There is – one of the most interesting aspects that I see is how the Chinese perceive of Digital China is important to the party, because it’s been provided as a – like grading.  It’s – it’s graded in terms of party performance.  The program in terms of digital government failed miserably for COVID.  That was acknowledged by the party.  But even in the last two weeks, there’s continual online surveys of Chinese citizens:  What do you think of our new digital taxation program?  What do you think of this?   

This is the party reaching out and say, “How do you see our performance?”  This is digital transformation of government in Xi Jinping’s eyes, and he’s quite serious about it.  It’s just part of the program, though, but it’s an important part. 

MODERATOR:  Thank you, Dave.  Is there anybody else who would like to ask a question?  I’m not seeing any hands raised, but perhaps – in this moment?   

Okay.  Well if there are no further questions, I’d like to offer our guests an opportunity to offer any concluding remarks, and maybe a little bit about what your future work might entail on this topic. 
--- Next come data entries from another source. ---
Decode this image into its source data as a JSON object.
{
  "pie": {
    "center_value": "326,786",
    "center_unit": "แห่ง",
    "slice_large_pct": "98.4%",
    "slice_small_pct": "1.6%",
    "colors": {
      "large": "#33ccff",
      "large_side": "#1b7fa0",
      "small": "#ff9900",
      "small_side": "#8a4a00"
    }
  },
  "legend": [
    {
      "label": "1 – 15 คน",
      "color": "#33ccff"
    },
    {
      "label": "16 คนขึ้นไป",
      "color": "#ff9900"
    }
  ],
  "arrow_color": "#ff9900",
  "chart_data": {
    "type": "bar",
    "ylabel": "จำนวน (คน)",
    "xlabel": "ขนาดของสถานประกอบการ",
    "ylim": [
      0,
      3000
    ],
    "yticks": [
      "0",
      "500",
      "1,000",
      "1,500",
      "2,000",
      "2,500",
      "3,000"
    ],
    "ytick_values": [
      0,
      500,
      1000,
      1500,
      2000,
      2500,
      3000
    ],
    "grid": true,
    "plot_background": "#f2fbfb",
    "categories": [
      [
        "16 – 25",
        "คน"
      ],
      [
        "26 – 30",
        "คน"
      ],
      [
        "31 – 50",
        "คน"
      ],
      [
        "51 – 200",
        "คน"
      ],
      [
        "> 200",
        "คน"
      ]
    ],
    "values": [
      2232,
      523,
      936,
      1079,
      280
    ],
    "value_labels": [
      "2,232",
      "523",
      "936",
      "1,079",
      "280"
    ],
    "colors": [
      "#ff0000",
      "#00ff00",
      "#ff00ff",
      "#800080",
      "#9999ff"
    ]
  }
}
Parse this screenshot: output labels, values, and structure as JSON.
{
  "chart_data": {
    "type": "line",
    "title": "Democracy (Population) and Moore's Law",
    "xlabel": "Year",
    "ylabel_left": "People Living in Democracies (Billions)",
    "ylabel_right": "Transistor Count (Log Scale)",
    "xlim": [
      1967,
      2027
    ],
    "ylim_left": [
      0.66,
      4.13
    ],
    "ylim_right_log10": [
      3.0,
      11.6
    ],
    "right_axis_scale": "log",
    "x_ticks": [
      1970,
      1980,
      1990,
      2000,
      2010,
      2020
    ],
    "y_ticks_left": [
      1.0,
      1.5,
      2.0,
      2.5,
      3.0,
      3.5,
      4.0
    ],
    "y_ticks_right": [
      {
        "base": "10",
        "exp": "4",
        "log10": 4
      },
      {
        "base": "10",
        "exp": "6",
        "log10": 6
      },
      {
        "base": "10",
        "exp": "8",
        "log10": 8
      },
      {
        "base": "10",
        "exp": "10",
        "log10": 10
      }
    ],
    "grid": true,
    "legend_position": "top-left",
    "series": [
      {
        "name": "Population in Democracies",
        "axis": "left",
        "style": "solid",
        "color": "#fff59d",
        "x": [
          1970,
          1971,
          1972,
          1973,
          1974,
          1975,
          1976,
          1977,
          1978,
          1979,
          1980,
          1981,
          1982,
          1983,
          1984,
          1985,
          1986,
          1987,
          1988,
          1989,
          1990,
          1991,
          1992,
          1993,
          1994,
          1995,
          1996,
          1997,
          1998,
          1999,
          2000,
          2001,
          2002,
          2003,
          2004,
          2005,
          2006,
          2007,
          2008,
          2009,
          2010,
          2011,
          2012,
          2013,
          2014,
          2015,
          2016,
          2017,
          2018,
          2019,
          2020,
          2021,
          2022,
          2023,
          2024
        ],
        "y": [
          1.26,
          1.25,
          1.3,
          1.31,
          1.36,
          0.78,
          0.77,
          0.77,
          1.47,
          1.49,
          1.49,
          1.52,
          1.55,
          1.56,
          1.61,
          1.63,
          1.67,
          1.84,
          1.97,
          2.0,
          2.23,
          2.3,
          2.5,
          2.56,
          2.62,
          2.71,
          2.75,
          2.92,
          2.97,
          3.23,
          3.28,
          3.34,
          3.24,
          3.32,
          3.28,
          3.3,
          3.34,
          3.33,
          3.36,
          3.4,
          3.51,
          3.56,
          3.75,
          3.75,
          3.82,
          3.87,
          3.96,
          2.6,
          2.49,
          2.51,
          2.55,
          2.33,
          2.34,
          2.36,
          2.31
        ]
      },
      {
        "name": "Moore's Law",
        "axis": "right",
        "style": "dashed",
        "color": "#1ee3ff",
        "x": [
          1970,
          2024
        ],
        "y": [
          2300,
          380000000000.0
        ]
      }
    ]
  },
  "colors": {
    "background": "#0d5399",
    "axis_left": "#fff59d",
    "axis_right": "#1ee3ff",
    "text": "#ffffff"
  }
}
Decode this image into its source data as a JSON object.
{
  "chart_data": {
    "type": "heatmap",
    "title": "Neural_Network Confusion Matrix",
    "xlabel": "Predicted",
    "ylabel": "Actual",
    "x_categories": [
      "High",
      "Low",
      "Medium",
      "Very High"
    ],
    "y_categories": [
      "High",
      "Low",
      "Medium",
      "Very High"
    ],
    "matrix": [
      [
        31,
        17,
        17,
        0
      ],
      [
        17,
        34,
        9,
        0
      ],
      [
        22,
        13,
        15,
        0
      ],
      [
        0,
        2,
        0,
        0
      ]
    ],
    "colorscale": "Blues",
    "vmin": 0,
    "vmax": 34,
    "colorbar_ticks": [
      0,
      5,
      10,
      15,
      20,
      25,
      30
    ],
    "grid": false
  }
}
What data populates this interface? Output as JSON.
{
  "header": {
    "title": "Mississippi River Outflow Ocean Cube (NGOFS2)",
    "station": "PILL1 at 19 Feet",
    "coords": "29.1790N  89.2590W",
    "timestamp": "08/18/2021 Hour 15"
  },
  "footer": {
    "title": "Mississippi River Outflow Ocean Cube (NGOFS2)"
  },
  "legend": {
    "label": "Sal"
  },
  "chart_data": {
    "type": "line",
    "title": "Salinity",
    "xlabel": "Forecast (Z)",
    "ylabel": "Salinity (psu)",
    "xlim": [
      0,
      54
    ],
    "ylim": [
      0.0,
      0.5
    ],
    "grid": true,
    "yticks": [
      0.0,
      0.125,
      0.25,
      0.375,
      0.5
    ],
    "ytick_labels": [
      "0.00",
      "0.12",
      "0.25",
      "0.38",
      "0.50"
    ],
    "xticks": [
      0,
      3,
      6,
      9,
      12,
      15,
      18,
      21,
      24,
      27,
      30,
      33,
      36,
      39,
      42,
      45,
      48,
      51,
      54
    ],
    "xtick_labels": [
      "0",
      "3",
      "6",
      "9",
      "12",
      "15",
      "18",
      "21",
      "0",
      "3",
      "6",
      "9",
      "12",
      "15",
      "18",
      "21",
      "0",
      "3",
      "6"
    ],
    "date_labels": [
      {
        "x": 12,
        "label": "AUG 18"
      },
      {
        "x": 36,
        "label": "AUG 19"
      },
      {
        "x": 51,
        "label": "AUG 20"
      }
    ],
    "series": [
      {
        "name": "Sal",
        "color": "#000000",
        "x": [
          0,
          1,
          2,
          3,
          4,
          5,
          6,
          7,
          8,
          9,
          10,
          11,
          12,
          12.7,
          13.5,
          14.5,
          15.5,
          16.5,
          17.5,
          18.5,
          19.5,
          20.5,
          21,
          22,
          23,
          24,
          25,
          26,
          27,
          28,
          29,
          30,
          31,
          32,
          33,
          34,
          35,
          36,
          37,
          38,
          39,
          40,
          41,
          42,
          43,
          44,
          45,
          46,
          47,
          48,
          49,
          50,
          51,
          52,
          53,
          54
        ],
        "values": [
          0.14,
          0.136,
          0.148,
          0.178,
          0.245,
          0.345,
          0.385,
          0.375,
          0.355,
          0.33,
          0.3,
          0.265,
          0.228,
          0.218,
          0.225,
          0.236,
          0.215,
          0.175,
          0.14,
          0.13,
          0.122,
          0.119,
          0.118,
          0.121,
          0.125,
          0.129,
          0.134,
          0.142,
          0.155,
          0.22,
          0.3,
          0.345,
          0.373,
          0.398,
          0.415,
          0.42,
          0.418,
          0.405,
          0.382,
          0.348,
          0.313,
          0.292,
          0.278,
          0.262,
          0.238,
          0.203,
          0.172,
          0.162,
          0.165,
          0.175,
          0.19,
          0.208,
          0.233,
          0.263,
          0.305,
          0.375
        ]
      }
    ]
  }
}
MR HEMMINGS:  Yeah, I’ll quickly say something and then turn it over to Dave.  We hope you’ll at least read the executive summary of the paper, as I mentioned, the – and try to look for the China Daily, Global Times, Xinhua, and South China Morning Post articles on Digital China.  It’s slowly starting to emerge.  I think the more people looking at it, the better, the more we can understand this massive digital grand strategy of China and of Xi Jinping.  Thank you. 

Dave?   

MODERATOR:  Thank you, John.  Dave, did you have anything?   

MR DORMAN:  Oh, I think that wraps it up.  I’m happy to say that we’ve had a great deal of interest from people who look at China from around the world, who are beginning to look at this and offering to work with us on writing papers on different aspects of the program.  What I’ll tell you is that that first paper at Pacific Forum is just a surface look at this strategy.  This is a societal strategy that reaches multiple levels in multiple directions.  Many people, I think, will begin writing on this as we all begin to try to understand it. 

MODERATOR:  Well, I’d like to thank you both for joining us today from Hawaii.  It’s a true honor and pleasure.  And I’d like to thank all the media representatives who are here, and we hope to be engaged with the Pacific Forum in the future on future reports.  Again, this will be available – the transcript will be available on our website, fpc.state.gov.  Thank you very much. That concludes our briefing today.